In mining sector, IIP data on coal, crude oil and natural gas along with IIP in mining has been taken into account. The breakup of organised sector and unorganised and tiny sector in manufacturing into 70 and 22%, respectively shows that GVA in manufacturing has grown by 8.1% in H1 of FY17 as compared to 8.2% in corresponding period last year.
Last year’s data has been extrapolated by deflating corporate sector estimates with appropriate price indices.
IIP data for HI in FY17 indicates a paltry growth of (-) 0.8% in manufacturing against GVA growth of 8.1%. Has the rise in prices of finished manufactured items grown so appreciably during the period to compensate the poor growth in output in the sector? The GVA growth also implies that costs of input materials have either been stagnant or their rise has been fully met by increase in finished products’ prices.
One may tend to wonder which indicator (GVA or Output) best summarises the impact on demand for steel.
The wider the gap between GVA and physical output in manufacturing, the positive impact on steel demand is likely to be minimal.

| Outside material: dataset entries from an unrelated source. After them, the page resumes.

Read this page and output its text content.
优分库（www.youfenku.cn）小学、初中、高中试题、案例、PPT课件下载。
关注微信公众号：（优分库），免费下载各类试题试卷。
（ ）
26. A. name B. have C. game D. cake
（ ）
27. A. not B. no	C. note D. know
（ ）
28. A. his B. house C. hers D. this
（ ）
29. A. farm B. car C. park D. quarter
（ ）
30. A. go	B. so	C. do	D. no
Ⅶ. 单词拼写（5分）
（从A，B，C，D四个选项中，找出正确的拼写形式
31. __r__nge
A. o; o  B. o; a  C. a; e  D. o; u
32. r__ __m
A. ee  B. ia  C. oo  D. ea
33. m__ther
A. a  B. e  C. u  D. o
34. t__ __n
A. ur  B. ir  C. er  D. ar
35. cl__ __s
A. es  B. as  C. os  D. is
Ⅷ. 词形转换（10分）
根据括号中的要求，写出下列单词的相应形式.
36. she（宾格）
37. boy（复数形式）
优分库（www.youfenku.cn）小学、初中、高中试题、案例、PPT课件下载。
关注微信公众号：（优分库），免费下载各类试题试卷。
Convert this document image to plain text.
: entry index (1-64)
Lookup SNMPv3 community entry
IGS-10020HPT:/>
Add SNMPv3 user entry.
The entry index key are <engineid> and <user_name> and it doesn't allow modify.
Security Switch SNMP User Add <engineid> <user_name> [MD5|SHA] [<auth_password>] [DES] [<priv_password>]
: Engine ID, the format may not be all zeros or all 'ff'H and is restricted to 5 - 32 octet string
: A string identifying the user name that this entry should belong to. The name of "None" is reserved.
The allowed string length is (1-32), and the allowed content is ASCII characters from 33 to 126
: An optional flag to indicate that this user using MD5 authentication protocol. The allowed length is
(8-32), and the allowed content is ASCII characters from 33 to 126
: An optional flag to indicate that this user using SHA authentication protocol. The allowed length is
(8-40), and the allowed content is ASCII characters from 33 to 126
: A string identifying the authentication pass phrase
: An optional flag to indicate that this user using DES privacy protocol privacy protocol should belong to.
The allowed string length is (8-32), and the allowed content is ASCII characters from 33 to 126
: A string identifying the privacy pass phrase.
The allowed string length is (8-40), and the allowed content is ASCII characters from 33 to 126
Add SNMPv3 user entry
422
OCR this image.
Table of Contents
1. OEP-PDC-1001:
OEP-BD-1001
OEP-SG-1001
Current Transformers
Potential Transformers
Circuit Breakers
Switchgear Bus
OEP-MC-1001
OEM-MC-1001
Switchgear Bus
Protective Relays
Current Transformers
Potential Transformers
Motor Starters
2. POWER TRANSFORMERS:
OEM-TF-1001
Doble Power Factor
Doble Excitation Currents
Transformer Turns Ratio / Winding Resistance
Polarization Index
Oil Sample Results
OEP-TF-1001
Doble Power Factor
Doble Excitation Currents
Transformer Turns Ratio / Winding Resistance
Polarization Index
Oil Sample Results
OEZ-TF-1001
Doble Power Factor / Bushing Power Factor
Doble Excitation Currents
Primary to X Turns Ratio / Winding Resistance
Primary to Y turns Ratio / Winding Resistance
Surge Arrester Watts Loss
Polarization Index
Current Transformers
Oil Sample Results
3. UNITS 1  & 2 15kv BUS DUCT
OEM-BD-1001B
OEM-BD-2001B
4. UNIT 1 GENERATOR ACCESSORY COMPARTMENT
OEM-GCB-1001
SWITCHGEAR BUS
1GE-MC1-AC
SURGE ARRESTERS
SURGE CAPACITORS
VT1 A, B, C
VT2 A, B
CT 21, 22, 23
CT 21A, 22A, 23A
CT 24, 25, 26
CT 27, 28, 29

The current scenario is no exception. Another critical element in the exercise is growth in Gross Fixed Capital Formation that largely influences the GVA in various sectors. It is seen that GFCF (at 2011-12 prices) had a slow progress in H1 in current fiscal by coming down to (-) 4.4% growth from 8.4% achieved in last year. As a result its share in GDP at market prices has fallen from 32.8% in H1 of last year to 29.3% in the current year. This is worrisome and has to be reversed to influence the fate of steel industry.
The other important aspect is declining steel intensity in GFCF over the past few years. Industrial GFCF has given way to rise in GFCF in tertiary sector components like trade, hotel, financial and professional services, public administration, defence, communication and broadcasting and other non-commodity segments.
The GFCF in construction, machinery and equipments is likely to receive a big push with the spate of big investment earmarked in infrastructure building in the country. The ongoing projects in DFC, industrial corridors, metro rail, civil aviation, ports, Sagarmala have the potential to raise the share of GFCF in GDP.
However, enhancing steel intensity in all these investments requires a country wide awareness campaign in favour of steel based construction.